U.S. Rep. Billy Tauzin
2183 Rayburn House Office Building
Washington, D.C. 20515
O: 202-225-4031
F: 202-225-0563

Food Lion damages dramatically reduced

The whopping jury award for damages in the Food Lion case was reduced from $5.5 million to $315,000 by U.S District Court Judge Carlton Tilley in late August. The judge reduced the award to $50,000 from Capital Cities, $250,000 from American Broadcasting Co., and $7,500 each from former Prime Time Live executive producer Richard Kaplan and undercover unit producer Ira Rosen. The hidden-camera expose accused the grocery chain of selling raw-gnawed cheese and rotting meat. ABC representatives lied in order to videotape the evidence. Capital Cities-ABC has 14 days to accept the reduction or the judge will order a retrial. SPJ's First Amendment law firm, Baker & Hostetler, filed the amicus brief in the appeal.

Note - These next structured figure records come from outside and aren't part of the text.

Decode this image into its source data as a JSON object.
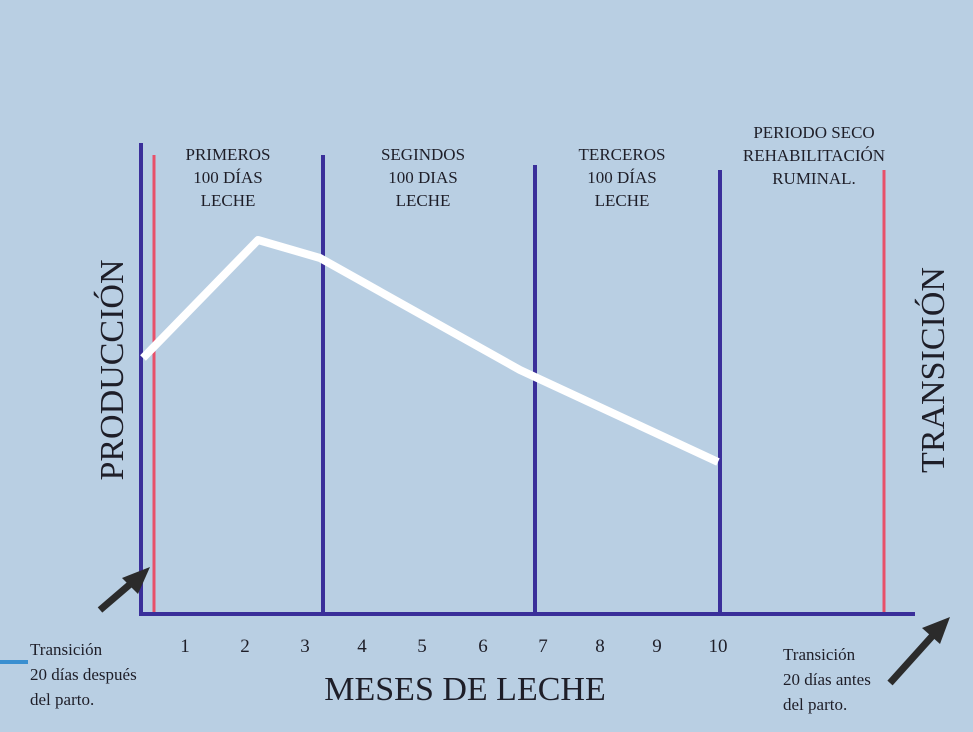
{
  "title": "MESES DE LECHE",
  "y_label": "PRODUCCIÓN",
  "right_label": "TRANSICIÓN",
  "periods": [
    {
      "lines": [
        "PRIMEROS",
        "100 DÍAS",
        "LECHE"
      ]
    },
    {
      "lines": [
        "SEGINDOS",
        "100 DIAS",
        "LECHE"
      ]
    },
    {
      "lines": [
        "TERCEROS",
        "100 DÍAS",
        "LECHE"
      ]
    },
    {
      "lines": [
        "PERIODO SECO",
        "REHABILITACIÓN",
        "RUMINAL."
      ]
    }
  ],
  "months": [
    "1",
    "2",
    "3",
    "4",
    "5",
    "6",
    "7",
    "8",
    "9",
    "10"
  ],
  "left_note": [
    "Transición",
    "20 días después",
    "del parto."
  ],
  "right_note": [
    "Transición",
    "20 días antes",
    "del parto."
  ]
}
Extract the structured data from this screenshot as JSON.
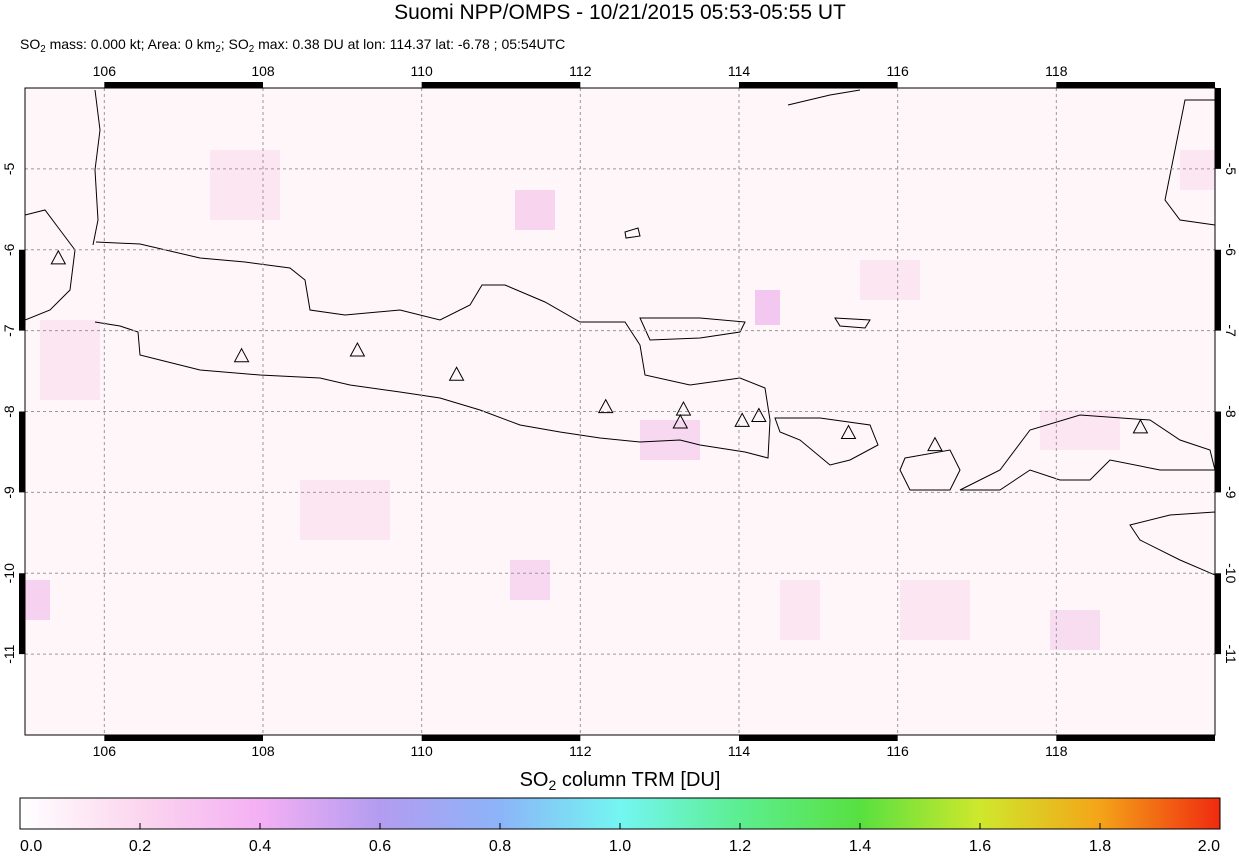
{
  "title": "Suomi NPP/OMPS - 10/21/2015 05:53-05:55 UT",
  "subtitle_parts": [
    "SO",
    "2",
    " mass: 0.000 kt; Area: 0 km",
    "2",
    "; SO",
    "2",
    " max: 0.38 DU at lon: 114.37 lat: -6.78 ; 05:54UTC"
  ],
  "map": {
    "xlim": [
      105,
      120
    ],
    "ylim": [
      -12,
      -4
    ],
    "xticks": [
      106,
      108,
      110,
      112,
      114,
      116,
      118
    ],
    "yticks": [
      -5,
      -6,
      -7,
      -8,
      -9,
      -10,
      -11
    ],
    "volcanoes": {
      "lon": [
        105.42,
        107.73,
        109.19,
        110.44,
        112.32,
        113.3,
        113.26,
        114.04,
        114.25,
        115.38,
        116.47,
        119.06
      ],
      "lat": [
        -6.1,
        -7.31,
        -7.24,
        -7.54,
        -7.94,
        -7.97,
        -8.13,
        -8.11,
        -8.05,
        -8.26,
        -8.41,
        -8.19
      ]
    }
  },
  "colorbar": {
    "label_parts": [
      "SO",
      "2",
      " column TRM [DU]"
    ],
    "lim": [
      0,
      2
    ],
    "ticks": [
      {
        "value": 0,
        "label": "0.0"
      },
      0.2,
      0.4,
      0.6,
      0.8,
      {
        "value": 1,
        "label": "1.0"
      },
      1.2,
      1.4,
      1.6,
      1.8,
      {
        "value": 2,
        "label": "2.0"
      }
    ]
  }
}
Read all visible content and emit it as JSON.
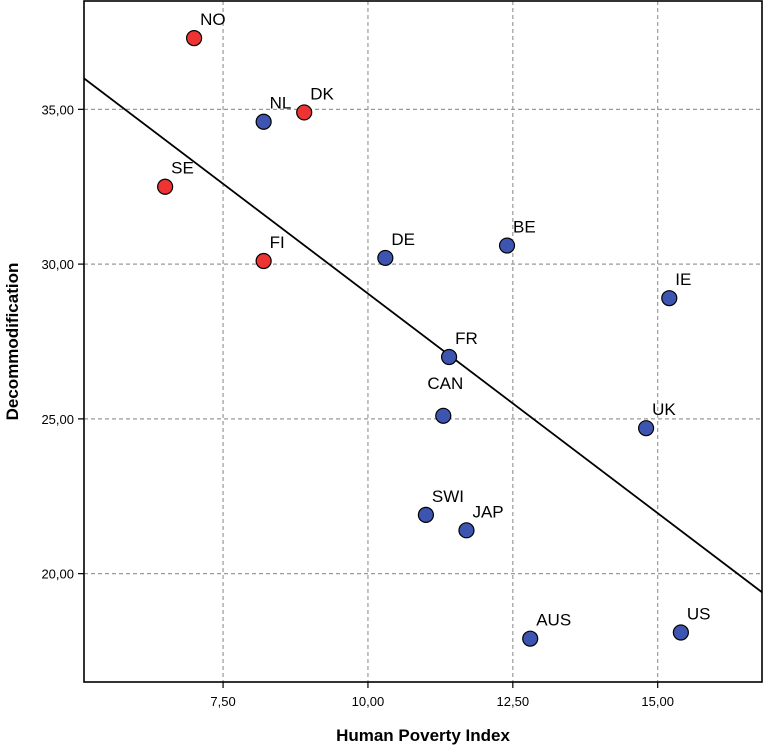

Here are some key points of the decision as summarized by Bruce W. Sanford, SPJ's First Amendment counsel:

Judge Tilley put heavy emphasis on the ratio of punitive damages to actual damages. He found that the 2857 to 1 ratio of punitive damages to actual damages against Capital Cities, and the 1071 to 1 ratio of the damage award against ABC Inc., were "certainly suspect" and "disproportionate."
The judge rejected the First Amendment arguments advanced by the defendants and the amici. "The press is not free to violate laws of general applicability in order to reach its ultimate goals," he wrote. He skirted the argument that the plaintiff was required to prove actual malice. Under state law, the judge reasoned, the jury had to find that the defendants acted with "consciousness of wrongdoing," a standard tantamount to actual malice.
The judge denied Food Lion's request for attorney's fees, finding that "this case involved some unique questions of law ... (and) the defendants had valid reason to refuse to settle this matter and litigate it to conclusion."
"Although Judge Tilley rejected the First Amendment arguments, his decision to reduce the punitive damage awards by nearly $5.2 million and his denial of Food Lion's request for attorney's fees should help to deter would-be plaintiffs looking to profit by attacking news gathering efforts," Sanford writes in his assessment of the Aug. 29 opinion.